“Just for you to know that I know all about you fucking my sister,” she sneers, “she didn’t tell me, but she didn’t have to. I’ve had a friend of mine keeping tabs on your house, and as soon as you got a new little nanny I knew. It took me just a few more days to get the details. But I’m going to use this in the next custody battle.”
The sound of a drink being poured and as my scowl contorts on my face.
“Stop playing stupid with me, Helena. I’m not in the mood. I know you sent Stevie to fuck with me.”
The sound of liquid being guzzled, then, “Fuck you Clayton. Why am I not surprised you’re pinning this on me? You fucking bastard! I just wanted you to know that I’m not having my son stay in the house with a fucking bastard and a whore!”
She tops it all off by hanging up.
I hold the phone for another minute or so, staring into the wall dully. My midnight mind can’t seem to make sense of things. Was Helena actually saying what I think she was? My dear psycho ex is a lot of things, but an adept drunken liar is not one of them. During our call, she’d been drinking, that much was obvious. But it sounded like she was actually pissed about me being with Stevie, not gloating with victory. Could I have totally misinterpreted the situation with Stevie?

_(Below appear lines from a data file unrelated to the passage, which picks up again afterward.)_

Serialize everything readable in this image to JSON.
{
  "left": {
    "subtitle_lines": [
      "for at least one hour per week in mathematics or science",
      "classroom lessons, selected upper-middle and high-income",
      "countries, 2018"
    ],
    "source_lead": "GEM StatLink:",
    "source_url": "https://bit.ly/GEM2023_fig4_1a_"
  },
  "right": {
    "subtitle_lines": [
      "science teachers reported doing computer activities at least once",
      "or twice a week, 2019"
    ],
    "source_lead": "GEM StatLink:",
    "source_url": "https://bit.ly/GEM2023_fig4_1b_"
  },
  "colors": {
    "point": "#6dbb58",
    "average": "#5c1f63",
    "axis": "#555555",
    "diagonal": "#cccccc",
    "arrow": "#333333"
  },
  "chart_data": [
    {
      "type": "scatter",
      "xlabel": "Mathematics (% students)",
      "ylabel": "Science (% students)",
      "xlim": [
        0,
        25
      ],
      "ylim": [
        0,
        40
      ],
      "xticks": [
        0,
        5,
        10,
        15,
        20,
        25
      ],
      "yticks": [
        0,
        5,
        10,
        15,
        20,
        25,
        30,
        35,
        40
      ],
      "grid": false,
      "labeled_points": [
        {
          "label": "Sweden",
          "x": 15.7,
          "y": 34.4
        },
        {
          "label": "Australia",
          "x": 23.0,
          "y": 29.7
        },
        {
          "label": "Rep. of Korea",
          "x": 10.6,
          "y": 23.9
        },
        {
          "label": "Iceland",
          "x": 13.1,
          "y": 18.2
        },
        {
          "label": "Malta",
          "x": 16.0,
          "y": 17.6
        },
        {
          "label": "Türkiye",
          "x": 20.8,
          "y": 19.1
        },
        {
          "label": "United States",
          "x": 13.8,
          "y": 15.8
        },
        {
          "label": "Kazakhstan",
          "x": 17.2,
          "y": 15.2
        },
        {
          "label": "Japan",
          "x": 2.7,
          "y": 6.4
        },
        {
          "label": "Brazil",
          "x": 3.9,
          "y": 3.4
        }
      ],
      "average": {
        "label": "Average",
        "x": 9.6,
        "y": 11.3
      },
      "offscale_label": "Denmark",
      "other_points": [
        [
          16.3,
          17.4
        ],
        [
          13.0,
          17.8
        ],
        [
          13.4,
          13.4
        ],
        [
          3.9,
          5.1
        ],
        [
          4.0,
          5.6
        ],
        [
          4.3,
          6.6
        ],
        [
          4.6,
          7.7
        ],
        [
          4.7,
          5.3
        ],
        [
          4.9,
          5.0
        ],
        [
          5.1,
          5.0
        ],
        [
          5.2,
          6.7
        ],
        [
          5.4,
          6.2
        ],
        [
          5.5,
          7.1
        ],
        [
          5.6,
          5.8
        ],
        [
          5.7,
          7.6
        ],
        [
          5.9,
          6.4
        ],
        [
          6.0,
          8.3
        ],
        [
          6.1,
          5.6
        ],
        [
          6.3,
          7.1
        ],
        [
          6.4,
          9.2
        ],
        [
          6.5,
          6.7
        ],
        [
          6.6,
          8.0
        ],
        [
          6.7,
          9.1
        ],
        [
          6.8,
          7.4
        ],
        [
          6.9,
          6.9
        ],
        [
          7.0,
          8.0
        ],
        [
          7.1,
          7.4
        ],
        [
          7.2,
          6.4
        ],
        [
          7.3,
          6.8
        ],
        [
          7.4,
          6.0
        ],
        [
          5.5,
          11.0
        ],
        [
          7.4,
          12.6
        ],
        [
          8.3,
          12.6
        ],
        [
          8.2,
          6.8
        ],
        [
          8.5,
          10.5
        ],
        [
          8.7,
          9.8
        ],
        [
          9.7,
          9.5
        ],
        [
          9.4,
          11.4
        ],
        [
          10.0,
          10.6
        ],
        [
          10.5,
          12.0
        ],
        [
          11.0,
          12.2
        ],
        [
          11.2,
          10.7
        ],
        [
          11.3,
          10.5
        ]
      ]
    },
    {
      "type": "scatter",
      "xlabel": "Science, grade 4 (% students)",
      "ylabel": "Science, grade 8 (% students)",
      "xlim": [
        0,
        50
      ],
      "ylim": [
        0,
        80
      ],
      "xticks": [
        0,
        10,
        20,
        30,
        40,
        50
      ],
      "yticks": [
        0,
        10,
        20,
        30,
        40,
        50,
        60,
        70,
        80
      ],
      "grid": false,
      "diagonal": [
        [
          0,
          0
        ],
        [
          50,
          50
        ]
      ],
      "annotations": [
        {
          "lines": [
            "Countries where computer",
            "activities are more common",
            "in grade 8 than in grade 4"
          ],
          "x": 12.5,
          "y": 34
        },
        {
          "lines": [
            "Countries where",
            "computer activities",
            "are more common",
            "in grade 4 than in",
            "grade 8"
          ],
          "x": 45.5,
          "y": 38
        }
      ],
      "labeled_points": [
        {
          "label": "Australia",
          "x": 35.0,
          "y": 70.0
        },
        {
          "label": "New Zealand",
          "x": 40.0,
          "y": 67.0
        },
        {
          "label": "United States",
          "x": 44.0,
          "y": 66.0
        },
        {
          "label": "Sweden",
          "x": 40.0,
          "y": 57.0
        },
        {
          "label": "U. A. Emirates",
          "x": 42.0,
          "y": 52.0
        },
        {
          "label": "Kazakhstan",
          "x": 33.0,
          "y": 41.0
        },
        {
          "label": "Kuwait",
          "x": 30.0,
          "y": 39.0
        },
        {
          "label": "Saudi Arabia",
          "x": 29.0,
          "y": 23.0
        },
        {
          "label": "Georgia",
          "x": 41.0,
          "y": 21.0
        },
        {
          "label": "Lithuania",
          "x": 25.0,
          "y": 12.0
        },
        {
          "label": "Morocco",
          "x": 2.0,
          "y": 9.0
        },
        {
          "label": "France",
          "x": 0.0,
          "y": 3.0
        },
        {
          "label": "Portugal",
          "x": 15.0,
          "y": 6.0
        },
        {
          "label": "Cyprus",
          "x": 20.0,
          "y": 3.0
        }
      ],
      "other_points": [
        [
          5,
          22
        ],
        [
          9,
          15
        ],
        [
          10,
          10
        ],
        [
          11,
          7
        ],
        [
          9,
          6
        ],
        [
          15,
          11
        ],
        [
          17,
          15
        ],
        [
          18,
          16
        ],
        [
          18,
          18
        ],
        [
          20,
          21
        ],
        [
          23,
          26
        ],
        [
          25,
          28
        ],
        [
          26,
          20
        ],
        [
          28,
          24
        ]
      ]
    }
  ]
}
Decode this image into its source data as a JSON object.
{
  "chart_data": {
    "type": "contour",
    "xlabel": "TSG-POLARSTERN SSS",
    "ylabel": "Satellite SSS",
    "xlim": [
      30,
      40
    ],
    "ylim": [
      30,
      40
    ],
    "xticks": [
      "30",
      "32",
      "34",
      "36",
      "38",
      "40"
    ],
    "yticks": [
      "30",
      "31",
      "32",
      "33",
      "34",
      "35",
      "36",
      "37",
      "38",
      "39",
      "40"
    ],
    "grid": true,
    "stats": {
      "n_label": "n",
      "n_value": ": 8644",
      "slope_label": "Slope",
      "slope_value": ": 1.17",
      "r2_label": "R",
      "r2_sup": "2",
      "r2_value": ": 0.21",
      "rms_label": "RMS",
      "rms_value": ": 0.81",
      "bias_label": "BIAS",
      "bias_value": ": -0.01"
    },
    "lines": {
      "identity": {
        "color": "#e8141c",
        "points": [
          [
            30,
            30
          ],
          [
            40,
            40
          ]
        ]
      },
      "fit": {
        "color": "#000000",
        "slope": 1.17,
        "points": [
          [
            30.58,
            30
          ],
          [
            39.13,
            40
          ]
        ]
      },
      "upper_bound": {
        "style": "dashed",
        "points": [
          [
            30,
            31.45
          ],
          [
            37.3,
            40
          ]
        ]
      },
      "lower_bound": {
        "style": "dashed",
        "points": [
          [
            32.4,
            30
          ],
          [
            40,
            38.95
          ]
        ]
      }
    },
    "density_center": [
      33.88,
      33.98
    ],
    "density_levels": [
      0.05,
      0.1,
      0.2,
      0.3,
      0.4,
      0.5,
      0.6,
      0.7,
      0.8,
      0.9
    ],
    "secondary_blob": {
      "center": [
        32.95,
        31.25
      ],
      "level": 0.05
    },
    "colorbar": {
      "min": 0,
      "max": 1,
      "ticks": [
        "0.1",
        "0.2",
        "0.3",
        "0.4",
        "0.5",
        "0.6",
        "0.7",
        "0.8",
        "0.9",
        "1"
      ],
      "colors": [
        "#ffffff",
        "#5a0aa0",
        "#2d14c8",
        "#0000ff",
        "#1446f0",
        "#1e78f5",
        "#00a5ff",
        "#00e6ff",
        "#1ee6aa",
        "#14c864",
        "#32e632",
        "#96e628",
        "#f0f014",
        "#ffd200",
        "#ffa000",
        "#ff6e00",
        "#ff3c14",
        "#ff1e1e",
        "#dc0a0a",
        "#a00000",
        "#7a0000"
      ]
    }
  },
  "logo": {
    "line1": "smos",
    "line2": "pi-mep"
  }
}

I sink back into my bed, my mind helpfully supplying me with a reel of past moments with her. The tender distraught way she could barely look at me in the limo when she’d admitted the truth. The love that had just radiated off her in waves whenever she was in Winston’s presence. If it hadn’t seemed like she was putting on an act, maybe it was because she hadn’t. Maybe she really had just wanted to meet her nephew and hadn’t meant for any of this attraction stuff with me to happen.
That left the question, the only thing that matters now. What am I going to do about it?
Right now, it feels like there’s a web of thoughts, wants, and experience so thick that I can’t find the end of it. What I should do is obvious. Take this as the opportunity to end things like I should’ve done in the first place. Let things be. Maybe message Stevie in a few days apologizing for everything, but not inviting her back. Or, if I can’t do that, just let things be.
I nod to myself. Yes, I should just let things be.
The next second my hand is dialing out the already now-familiar number. But instead of any ringing, I’m met with an efficient female electronic voice, “This number is no longer in service.”
Ripping the phone away from my ear, I check the number I just dialed. It’s Stevie’s.
Jamming off the call with my thumb, I dial the number again. Once again, before any sort of ring, I’m met with the efficient female electronic bitch telling me, “This number is no longer in service.”
Shit, shit, shit.
And yet, there’s relief in my panic too. This makes the choice easy for me. That consideration has a lifetime of 5 seconds before I’m dialing my mom’s number.
Minutes later, she shows up at my door, wearing a head full of curlers and an irritated suspicious glare behind thick purple glasses.
“Clayton, what’s this about?”
“I don’t have time, mom. I’m sorry. I’ll be back in a few hours. Everything’s fine, I’ll explain later.”
I throw myself out of the house before she can ask me anything more. Because right now, I have no fucking clue what I’m doing. I’m just heedlessly racing down the highway based on some sense, some instinct that I’m losing something. I don’t have enough time to waste thinking it over when Stevie is inching further and further out of reach.
All I know is: Why would she turn off her phone unless she was going somewhere? Somewhere like… Australia?
“I almost ran off to Australia it got so bad,” her nonchalant voice had said with a little giggle that first time she’d come over.
“I almost ran off to Australia…” “Australia.” “Australia.”
A groan riddles through me. She wouldn’t be so impulsive as to just run off and do… That. Would she?
It seems that my hands think she has, because they hang a left at the exit to the airport.
Inside, the place isn’t exactly brimming with people. Only those who have no other choice or are big suckers for cheap flights would be here at – I check the time – 2 am. My head roves around, to see if there’s any sleepy looking twenty-something-year-olds who might be her. But my tired eyes come up with a big fat nothing. Wherever she is, it’s not here.